Less than a year after it launched, Max Read called Threads the "gas-leak social network" because, as he wrote, "Everyone on the platform, including you, seems to be suffering some kind of minor brain damage." At the time, the issue wasn't Instagram or Facebook cross-posting (which wasn't yet enabled); it was that the kinds of people who gravitated to Threads often weren't hardened capital-P Posters, those used to the fast pace and edge of old Twitter and X.

The people posting on Threads seemed like innocent babes, incapable of identifying sarcasm or shitposts. (I found it incredibly easy to ragebait on Threads.)

But now it's not so much the gas leak — it's the platform leak. It's the people — typically older people who are less used to social media — who flipped on the toggle to crosspost and never check the Threads app.

We take for granted that text-mased social networks have all sorts of unspoken rules: Don't post your address. Don't post your phone number. Don't post photos of your grandkids or of kids not fully clothed. That celebrity asking you for a gift card is probably not really the celebrity.

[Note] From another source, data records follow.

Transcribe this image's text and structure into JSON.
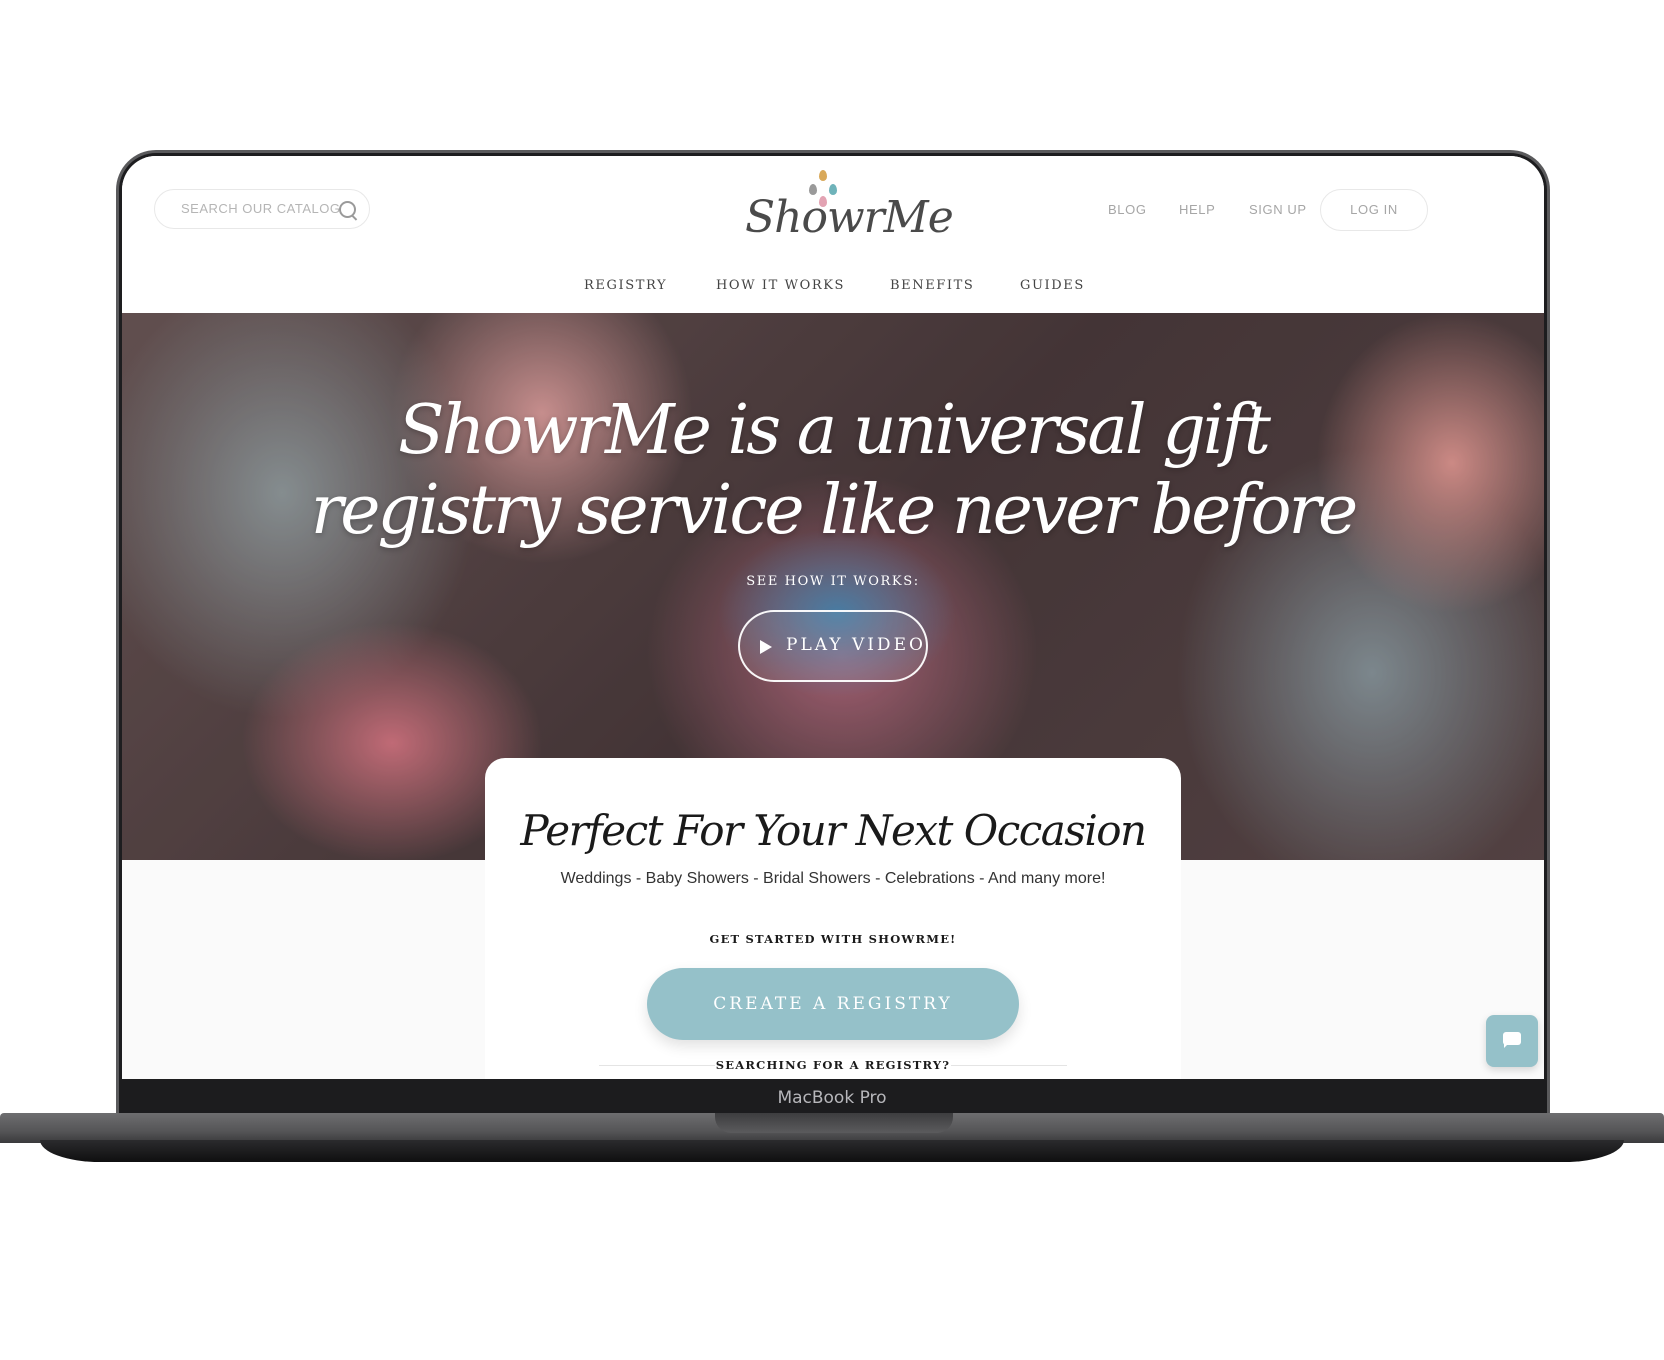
{
  "device": {
    "label": "MacBook Pro"
  },
  "header": {
    "search_placeholder": "SEARCH OUR CATALOG",
    "logo_text": "ShowrMe",
    "logo_drop_colors": [
      "#d9a95a",
      "#9a9a9a",
      "#6fb3ba",
      "#e3a3b3"
    ],
    "links": [
      {
        "label": "BLOG"
      },
      {
        "label": "HELP"
      },
      {
        "label": "SIGN UP"
      }
    ],
    "login_label": "LOG IN"
  },
  "nav": {
    "items": [
      {
        "label": "REGISTRY"
      },
      {
        "label": "HOW IT WORKS"
      },
      {
        "label": "BENEFITS"
      },
      {
        "label": "GUIDES"
      }
    ]
  },
  "hero": {
    "title_line1": "ShowrMe is a universal gift",
    "title_line2": "registry service like never before",
    "subtitle": "SEE HOW IT WORKS:",
    "play_label": "PLAY VIDEO"
  },
  "card": {
    "title": "Perfect For Your Next Occasion",
    "subtitle": "Weddings - Baby Showers - Bridal Showers - Celebrations - And many more!",
    "get_started": "GET STARTED WITH SHOWRME!",
    "create_label": "CREATE A REGISTRY",
    "searching_label": "SEARCHING FOR A REGISTRY?"
  },
  "colors": {
    "accent": "#95c1c9",
    "text": "#1a1a1a",
    "muted": "#a6a6a6"
  }
}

This isn't really a problem on something like Bluesky or even on X, which typically has more experienced users. But Threads has so many Facebook and Instagram users — people with less experience navigating the choppy waters of algorithmic text-based social platforms. This creates a situation where there are Haves who understand social platform dynamics and Have-nots who don't.

And one of the dominant forms of entertainment on Threads is to chuckle at the Have-nots.

As someone who understands how Threads works, I admit I've enjoyed the people-watching aspect of seeing the platform leak. But I have to imagine this is a terrible experience for the people caught in the crosshairs.